Ryan Leaf kicked out of drug treatment center

HELENA, Mont. (AP) — Former NFL quarterback Ryan Leaf has been moved from a drug treatment center to the Montana State Prison

for threatening a staff member and violating his treatment plan, a corrections official said Thursday.

The former San Diego Chargers and Washington

State Cougars quarterback was charged last spring with breaking into

two houses

and stealing prescription painkillers near his hometown of Great

Falls. He pleaded guilty in May to burglary and criminal

possession of dangerous drugs, and his five-year sentence called

for spending nine months in a locked drug treatment facility

as an alternative to prison.

Leaf said then that he was looking forward to the treatment at Nexus Treatment Center in Lewistown. But on Thursday, the Montana

Department of Corrections released a statement by Great Falls regional probation and parole administrator Dawn Handa that

said Leaf will now serve his sentence in the Deer Lodge prison.

"The Montana Department of Corrections

terminated Leaf from the treatment program and placed him in prison

after he was found

guilty of behavior that violated conditions of his drug treatment

program. The violations included threatening a program staff

member," Handa said in the statement.

Leaf attorney Kenneth Olson did not return calls for comment.

Adult Community Corrections Division Director Pam Bunke wrote that Leaf was too great a security risk to leave in a community

setting, and that staff had exhausted all resources in keeping him there.

Leaf told his roommate at the treatment center that he wanted to drag a program staffer by his hair, according to the Department

of Corrections document approving Leaf's transfer to prison.

Leaf also wrote in three "Thinking Error Reports" that he wanted to throw the staffer against the wall and smash his glass

into the man's head.

Thinking Error Reports are part of the treatment program meant to help participants monitor their potential problems and help

them recognize and cope with the source of their addiction, according to an agency description.

Leaf was moved out of the Lewistown center on Dec. 29. He was held in the Fergus County Jail until he was transported to the

Deer Lodge prison Wednesday, said Corrections spokesman Bob Anez.

A disciplinary hearing was held Jan. 9 in which a hearings officer found Leaf guilty of threatening another person or his

possessions, according to a summary by the Department of Corrections.

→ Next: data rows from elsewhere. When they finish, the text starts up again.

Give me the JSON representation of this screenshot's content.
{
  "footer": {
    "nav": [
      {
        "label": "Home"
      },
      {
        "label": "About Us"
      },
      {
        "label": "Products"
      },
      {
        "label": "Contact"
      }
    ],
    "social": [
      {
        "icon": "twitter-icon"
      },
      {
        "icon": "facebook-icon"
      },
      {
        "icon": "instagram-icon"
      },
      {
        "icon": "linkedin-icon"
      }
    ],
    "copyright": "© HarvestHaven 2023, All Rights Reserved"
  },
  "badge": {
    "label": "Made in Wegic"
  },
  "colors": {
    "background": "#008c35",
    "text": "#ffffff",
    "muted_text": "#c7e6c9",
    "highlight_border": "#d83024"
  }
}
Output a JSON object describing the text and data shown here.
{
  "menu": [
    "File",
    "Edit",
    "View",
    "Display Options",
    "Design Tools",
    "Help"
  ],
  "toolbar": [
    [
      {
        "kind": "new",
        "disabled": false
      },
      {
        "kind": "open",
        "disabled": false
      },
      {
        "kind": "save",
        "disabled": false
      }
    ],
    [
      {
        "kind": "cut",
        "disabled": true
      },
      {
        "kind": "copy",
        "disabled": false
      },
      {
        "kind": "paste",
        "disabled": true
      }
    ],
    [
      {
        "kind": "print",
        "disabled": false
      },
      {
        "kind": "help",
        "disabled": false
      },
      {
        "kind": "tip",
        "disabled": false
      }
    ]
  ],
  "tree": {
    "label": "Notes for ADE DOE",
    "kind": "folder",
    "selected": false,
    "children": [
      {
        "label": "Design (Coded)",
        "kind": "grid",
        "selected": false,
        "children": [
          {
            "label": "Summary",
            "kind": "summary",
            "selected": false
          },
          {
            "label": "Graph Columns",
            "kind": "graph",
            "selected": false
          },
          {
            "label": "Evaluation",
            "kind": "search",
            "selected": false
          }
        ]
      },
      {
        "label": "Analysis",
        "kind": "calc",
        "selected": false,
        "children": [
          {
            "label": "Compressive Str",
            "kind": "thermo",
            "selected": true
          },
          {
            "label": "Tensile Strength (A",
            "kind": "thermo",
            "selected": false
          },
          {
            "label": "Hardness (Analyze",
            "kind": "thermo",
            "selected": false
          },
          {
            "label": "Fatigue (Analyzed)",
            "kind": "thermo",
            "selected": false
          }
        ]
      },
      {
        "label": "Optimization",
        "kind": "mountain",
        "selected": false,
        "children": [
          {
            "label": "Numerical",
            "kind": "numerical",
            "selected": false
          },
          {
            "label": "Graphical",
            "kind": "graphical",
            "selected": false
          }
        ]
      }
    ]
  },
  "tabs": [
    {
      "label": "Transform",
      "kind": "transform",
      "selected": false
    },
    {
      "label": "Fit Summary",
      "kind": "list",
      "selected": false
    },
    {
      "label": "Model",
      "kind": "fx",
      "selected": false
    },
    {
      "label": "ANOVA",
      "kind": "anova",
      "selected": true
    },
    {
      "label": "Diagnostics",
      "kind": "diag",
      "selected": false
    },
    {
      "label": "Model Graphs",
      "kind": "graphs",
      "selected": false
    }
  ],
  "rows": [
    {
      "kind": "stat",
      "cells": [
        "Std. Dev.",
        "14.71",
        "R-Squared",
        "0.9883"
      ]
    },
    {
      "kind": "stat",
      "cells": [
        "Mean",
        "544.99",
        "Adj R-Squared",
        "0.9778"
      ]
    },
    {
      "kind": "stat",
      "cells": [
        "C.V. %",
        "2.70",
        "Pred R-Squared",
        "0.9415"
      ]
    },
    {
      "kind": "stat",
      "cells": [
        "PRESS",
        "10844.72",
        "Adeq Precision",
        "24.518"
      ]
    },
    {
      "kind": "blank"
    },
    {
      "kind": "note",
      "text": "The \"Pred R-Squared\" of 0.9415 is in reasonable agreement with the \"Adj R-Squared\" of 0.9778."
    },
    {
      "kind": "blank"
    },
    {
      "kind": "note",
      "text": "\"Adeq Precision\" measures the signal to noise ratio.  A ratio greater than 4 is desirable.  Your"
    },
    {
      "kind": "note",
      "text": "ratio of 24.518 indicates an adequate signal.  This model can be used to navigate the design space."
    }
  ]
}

He also was found guilty of wearing clothes

he was told not to wear and volunteering his services when directed not

to, according

to the summary.

Those may seem to be minor charges, but it represented the fourth therapeutic action plan given to Leaf to try to bring him

into compliance, the report said.

When Leaf was served papers for the hearing, he was "less than cooperative," according to the report.

"He got angry, swore at staff, refused to sign off on the witness form and threw the hearing notification papers on the floor,"

the report said.

Leaf will remain in the state prison until at least June 30, when he becomes eligible for parole, Anez said. That does not

mean he will be released, but he will receive a hearing before the state Board of Pardons and Parole.

James Farren, the district attorney in the

Texas county where Leaf was previously given probation in a plea

agreement for

drug charges in 2010, said his office will move to bring Leaf back

to Randall County, where he could stand trial. The original

Texas case stems from accusations that Leaf stole prescription

pain medicine from a player's home while he was a coach at

West Texas A&M.

If Leaf ends up getting prison time from a judge in Texas, he would return to Montana to serve out his time there. He would

get credit for his Montana prison time in Texas, Farren said.

Farren said he gave Leaf a chance with the Texas plea deal. The Montana courts gave him another chance, he said.

"It doesn't matter how many chances he gets," Farren said.

Leaf was the No. 2 pick in the 1998 NFL draft, but his short-lived pro career earned him the reputation as one of the biggest

busts in NFL history.

An investigation began in March 2011, after Great Falls postal workers reported they were suspicious of frequent packages

Leaf received by paying COD charges of $500.

Central Montana Drug Task Force officers and Leaf's parole officer confronted the former quarterback and found a container

with 28 oxycodone pills inside and another container with a prescription made out to an acquaintance.

The acquaintance said Leaf had entered his home without permission, and Leaf was arrested.

Shortly after his release, two Cascade County residents told authorities they found Leaf inside their home.

The couple reported three different prescription medications missing.

The Great Falls Tribune first reported Leaf's imprisonment Thursday.